Our client was the Oil & Gas division of a global engineering firm whose CEO was looking to achieve a 10% improvement in engineering productivity within 12 months.
Nerve™ combined data from multiple systems and applied proprietary machine learning techniques to explore - and explain - the impact of people and process on the performance of project engineering teams distributed across over 119 sites in 29 countries, with 47% of projects split across at least two sites.
We looked at three years of data across the divisions of three P&Ls, accounting for nearly 70% of all engineering hours. We sourced data from over 12 disparate systems that had never been linked before, including:
- HR data; vouchering data from time management systems
- Drawing revisions from CAD
- Bill of materials (BOM) structure from PLM
- Communications data including email, calendar, and messaging
- Supplier data from ERP
- Knowledge Management tools
Due to the disparate nature of multiple latent data sets we used clustering, regression and combinatorial optimisation techniques to identify and explain a set of (non obvious) factors impacting engineering productivity.

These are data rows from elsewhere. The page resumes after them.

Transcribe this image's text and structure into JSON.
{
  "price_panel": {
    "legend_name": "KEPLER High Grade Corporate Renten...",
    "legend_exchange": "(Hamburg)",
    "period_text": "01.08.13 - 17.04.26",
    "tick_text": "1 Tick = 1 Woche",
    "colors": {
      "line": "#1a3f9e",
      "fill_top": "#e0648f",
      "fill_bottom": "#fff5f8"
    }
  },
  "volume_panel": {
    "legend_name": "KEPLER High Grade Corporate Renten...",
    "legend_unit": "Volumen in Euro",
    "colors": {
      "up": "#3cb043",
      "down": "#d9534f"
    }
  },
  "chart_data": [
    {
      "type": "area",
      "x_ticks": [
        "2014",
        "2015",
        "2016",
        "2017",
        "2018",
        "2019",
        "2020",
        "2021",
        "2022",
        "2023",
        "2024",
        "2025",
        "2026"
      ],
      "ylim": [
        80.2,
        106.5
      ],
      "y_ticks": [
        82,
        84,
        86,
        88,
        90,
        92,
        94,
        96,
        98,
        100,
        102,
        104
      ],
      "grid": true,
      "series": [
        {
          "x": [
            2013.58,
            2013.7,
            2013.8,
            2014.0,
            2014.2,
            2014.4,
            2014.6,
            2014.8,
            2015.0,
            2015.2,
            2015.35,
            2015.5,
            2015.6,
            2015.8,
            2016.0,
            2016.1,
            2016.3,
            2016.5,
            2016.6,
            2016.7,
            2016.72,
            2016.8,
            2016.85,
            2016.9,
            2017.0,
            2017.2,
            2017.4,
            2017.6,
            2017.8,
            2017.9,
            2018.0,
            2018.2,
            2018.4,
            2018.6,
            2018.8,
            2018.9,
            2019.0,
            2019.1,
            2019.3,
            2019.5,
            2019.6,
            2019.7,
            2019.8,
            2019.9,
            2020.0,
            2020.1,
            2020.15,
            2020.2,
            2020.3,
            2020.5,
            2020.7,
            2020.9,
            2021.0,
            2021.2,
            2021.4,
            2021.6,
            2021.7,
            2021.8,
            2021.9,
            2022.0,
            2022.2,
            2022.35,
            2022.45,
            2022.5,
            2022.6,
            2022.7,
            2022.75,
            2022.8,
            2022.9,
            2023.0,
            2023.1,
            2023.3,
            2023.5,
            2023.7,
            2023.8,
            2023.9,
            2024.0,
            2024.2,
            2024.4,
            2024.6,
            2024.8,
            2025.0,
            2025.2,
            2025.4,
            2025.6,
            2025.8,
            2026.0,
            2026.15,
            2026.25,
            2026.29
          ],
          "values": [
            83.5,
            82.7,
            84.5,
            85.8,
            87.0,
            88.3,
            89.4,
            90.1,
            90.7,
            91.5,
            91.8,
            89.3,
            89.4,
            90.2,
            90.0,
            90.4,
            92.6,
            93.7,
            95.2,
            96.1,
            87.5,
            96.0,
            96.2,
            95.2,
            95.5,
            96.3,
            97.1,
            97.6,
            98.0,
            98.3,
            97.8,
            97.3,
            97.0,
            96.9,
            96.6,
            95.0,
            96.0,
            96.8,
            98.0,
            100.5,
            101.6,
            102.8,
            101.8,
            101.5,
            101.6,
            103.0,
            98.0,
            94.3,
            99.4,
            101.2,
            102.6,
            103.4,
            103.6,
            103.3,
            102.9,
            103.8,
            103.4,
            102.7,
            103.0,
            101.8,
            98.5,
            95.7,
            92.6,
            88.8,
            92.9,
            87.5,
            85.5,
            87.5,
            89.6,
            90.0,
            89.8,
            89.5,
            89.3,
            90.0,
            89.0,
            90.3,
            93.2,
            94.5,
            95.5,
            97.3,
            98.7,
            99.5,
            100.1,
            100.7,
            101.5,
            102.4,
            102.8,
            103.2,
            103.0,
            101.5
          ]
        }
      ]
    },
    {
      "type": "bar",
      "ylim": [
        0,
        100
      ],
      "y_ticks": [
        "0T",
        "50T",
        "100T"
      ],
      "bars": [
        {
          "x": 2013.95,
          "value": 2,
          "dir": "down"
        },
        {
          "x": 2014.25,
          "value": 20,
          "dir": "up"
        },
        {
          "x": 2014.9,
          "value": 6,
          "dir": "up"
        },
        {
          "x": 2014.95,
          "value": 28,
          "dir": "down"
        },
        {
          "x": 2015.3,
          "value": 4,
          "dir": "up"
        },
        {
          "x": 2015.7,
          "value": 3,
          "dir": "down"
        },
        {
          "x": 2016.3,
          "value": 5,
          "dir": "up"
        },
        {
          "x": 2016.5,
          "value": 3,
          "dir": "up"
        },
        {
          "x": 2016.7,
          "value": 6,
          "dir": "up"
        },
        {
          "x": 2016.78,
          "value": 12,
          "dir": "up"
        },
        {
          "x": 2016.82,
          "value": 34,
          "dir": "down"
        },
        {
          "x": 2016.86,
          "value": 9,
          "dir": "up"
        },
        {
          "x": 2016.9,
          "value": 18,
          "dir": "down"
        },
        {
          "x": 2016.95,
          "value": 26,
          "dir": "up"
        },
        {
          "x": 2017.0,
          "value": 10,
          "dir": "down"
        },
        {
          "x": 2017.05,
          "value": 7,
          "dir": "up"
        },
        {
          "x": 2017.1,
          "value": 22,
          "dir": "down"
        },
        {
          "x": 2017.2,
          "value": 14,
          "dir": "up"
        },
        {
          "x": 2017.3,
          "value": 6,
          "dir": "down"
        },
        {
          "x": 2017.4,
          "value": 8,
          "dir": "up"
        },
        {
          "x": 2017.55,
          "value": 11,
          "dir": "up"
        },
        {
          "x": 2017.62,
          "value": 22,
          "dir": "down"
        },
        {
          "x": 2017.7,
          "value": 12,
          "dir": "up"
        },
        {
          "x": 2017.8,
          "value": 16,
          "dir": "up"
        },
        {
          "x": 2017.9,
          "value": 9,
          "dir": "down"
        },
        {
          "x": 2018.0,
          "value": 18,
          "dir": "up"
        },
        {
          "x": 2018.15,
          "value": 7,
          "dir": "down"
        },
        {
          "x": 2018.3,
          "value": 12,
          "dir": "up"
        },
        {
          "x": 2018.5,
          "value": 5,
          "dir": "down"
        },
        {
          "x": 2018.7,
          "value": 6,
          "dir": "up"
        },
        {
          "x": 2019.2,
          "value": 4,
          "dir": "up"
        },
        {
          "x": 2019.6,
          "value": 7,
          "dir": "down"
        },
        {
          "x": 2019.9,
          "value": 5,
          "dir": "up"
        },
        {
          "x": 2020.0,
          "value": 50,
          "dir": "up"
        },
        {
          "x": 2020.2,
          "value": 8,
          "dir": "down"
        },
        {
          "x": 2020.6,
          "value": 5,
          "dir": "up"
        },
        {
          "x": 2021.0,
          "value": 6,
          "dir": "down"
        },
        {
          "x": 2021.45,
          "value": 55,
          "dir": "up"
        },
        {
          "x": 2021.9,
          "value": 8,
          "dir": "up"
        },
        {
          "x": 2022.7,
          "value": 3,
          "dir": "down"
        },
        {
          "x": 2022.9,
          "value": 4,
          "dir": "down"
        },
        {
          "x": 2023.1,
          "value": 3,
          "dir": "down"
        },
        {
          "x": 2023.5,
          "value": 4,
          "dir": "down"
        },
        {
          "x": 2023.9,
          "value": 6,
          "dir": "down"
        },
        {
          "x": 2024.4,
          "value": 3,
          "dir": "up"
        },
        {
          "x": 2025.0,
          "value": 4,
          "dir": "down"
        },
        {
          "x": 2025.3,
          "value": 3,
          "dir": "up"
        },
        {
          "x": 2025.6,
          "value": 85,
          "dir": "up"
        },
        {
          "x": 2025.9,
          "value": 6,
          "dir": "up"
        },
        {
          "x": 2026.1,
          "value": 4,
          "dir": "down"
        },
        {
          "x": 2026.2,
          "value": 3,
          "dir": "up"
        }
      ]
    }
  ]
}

We then used sensitivity analysis techniques to define the optimal change interventions and evaluated the trade off between different metrics (time, cost and quality) and finally used the continuing dataflow to track the impact of these mitigating initiatives over time.
From these factors, Nerve™ could prove that team design and process fragmentation were significant drivers of performance.
We identified relationships between specific locations (such as Italy and India) that drove performance and could easily be acted on. We also identified the impact of individual utilisation levels on overall team performance and demonstrated how the current working practices and targets were counter to optimal project performance.
From these factors, we found a total productivity gain of 22%, from the associated interventions the client captured 14% (worth $35m) within 12 months. These interventions were tracked through a live deployment of Nerve™ that continuously ran the analytics on the ongoing data flow and provided leadership with a continuously updated view on performance of their organisation.